Table 1. Simulation Results of Updated Model. Displacement and danger level for each loading condition for the new model after material was removed.

Figure 8. Danger Level Results. Shadings of the danger level values in the bracket under loading conditions 1, 2, and 3.

There are three main areas where the danger level is low for each of the three loading conditions in Figure 8. They are the areas in the bottom-center of the bracket, in between the restrained holes, and the corners around the hole that is loaded. These areas, circled in figure 8, were removed, hard edges were smoothed, and the design was retested.

2.3 Final Bracket

Table 2. Simulation Results of 2nd Updated Model. Displacement and danger level for each loading condition for the new model after material was removed.

Figure 9. Final Model. The final updated model based on the previous simulation results.

In Table 2, we can see that the danger level for loading condition 1 is very close to 1. For the sake of this experiment, it is close enough to say that this model is generally close to being optimized. This model had a volume of 15in3 and the initial bounding box had a volume of 65.85in3 which means about 77% of the material was removed. This was all done between two iterations of the model with simulations.

3. Optimization with an Existing Model

This same procedure can be used if you already have a working model like the initial bracket GE gave for their design contest. The only other limitation that they had was that the final model must be fully contained inside the initial model. Again, simulations were done first to find out where material isn’t needed to optimize the design.

3.1 Analysis

Figure 9. Initial Bracket. The initial bracket design given by GE for the design contest.

Figure 10. Initial Danger Levels. The initial danger level results for loading conditions 1, 2, and 3.

Table 3. Simulation Results of Updated Model. Displacement and danger level for each loading condition for the new model after material was removed.

3.2 Modeling

Once again, it is visible that there is a lot of excess material at the bottom center of the bracket and material can be removed. Another location is the thickness of the bracket near the holes and there is far more stress by the back holes which means more material can be removed from the front than the back. These areas are circled in Figure 10 and are removed as shown in figure 11.
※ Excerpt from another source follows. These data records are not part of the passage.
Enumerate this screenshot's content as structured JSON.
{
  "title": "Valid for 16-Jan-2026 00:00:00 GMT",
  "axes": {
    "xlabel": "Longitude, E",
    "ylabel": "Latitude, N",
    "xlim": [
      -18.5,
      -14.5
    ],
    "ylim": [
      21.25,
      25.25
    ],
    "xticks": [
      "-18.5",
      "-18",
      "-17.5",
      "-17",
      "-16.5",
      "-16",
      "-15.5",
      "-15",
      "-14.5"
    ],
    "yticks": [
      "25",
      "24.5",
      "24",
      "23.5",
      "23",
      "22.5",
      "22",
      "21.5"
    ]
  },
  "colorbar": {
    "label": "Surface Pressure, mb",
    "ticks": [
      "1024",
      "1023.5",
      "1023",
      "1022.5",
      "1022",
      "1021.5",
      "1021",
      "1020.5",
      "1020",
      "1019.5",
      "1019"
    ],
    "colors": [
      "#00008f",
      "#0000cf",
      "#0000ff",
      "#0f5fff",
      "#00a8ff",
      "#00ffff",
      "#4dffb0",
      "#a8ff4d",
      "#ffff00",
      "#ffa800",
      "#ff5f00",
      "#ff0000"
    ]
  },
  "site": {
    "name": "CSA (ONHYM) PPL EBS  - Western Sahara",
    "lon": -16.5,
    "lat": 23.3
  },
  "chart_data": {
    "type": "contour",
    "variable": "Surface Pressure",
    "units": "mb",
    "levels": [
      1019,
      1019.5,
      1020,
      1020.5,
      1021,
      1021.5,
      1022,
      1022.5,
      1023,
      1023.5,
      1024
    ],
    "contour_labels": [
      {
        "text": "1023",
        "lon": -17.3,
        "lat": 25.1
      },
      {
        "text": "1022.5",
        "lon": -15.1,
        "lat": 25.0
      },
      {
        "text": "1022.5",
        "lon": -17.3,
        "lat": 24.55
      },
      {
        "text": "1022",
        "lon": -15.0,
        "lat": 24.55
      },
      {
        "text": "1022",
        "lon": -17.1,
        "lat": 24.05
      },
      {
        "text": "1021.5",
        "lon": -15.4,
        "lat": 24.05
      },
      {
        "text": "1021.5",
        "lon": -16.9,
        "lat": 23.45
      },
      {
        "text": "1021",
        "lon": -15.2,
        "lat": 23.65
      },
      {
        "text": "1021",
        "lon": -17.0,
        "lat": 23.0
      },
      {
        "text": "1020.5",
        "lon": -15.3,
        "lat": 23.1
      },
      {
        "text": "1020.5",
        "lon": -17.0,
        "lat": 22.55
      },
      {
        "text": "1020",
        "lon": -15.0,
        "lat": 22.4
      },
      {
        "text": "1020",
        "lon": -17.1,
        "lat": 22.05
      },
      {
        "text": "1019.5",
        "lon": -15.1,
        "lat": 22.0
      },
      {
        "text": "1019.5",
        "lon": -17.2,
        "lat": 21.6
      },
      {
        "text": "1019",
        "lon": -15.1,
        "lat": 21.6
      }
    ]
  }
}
Figure 11. Updates to the Bracket Design. The steps taken to remove material from the bracket.

Figure 12. Updated Bracket Danger Level Diagrams. The danger level diagrams for loading conditions 1, 2, and 3 for the updated bracket.

Table 4. Simulation Results of 2nd Updated Model. Displacement and danger level for each loading condition for the new model after material was removed.

3.3 Final Bracket

After updating the model and simulating all the loading conditions, the cross-section views show that the danger level is still very small in the bottom-center of the bracket. This area was removed all the way through, and the edges were smoothed before retesting.

Figure 13. Final Bracket Design. The final optimized design of the bracket.

Table 5. Simulation Results of Updated Model. Displacement and danger level for each loading condition for the new model after material was removed.

In Table 5, we can see that the danger level for loading condition 1 is very close to 1 just like the first trial where the design started as a block. Once again, it is close enough to say that this model is generally close to being optimized. This model had a volume of 12.28in3 and the initial bracket was 28.27in3 which means about 57% of the material was removed. In both trails this was all done with two iterations of the model.

4. Conclusion

Manual topology optimization with Scan&Solve Pro and Rhino provide the ability to dramatically improve a design through simulation and modeling. Simple analysis and modeling methods make this process very simple and repeatable. In some cases, over half of the material from the model can be removed which could mean more money is saved in the process by only investing two or three design iterations.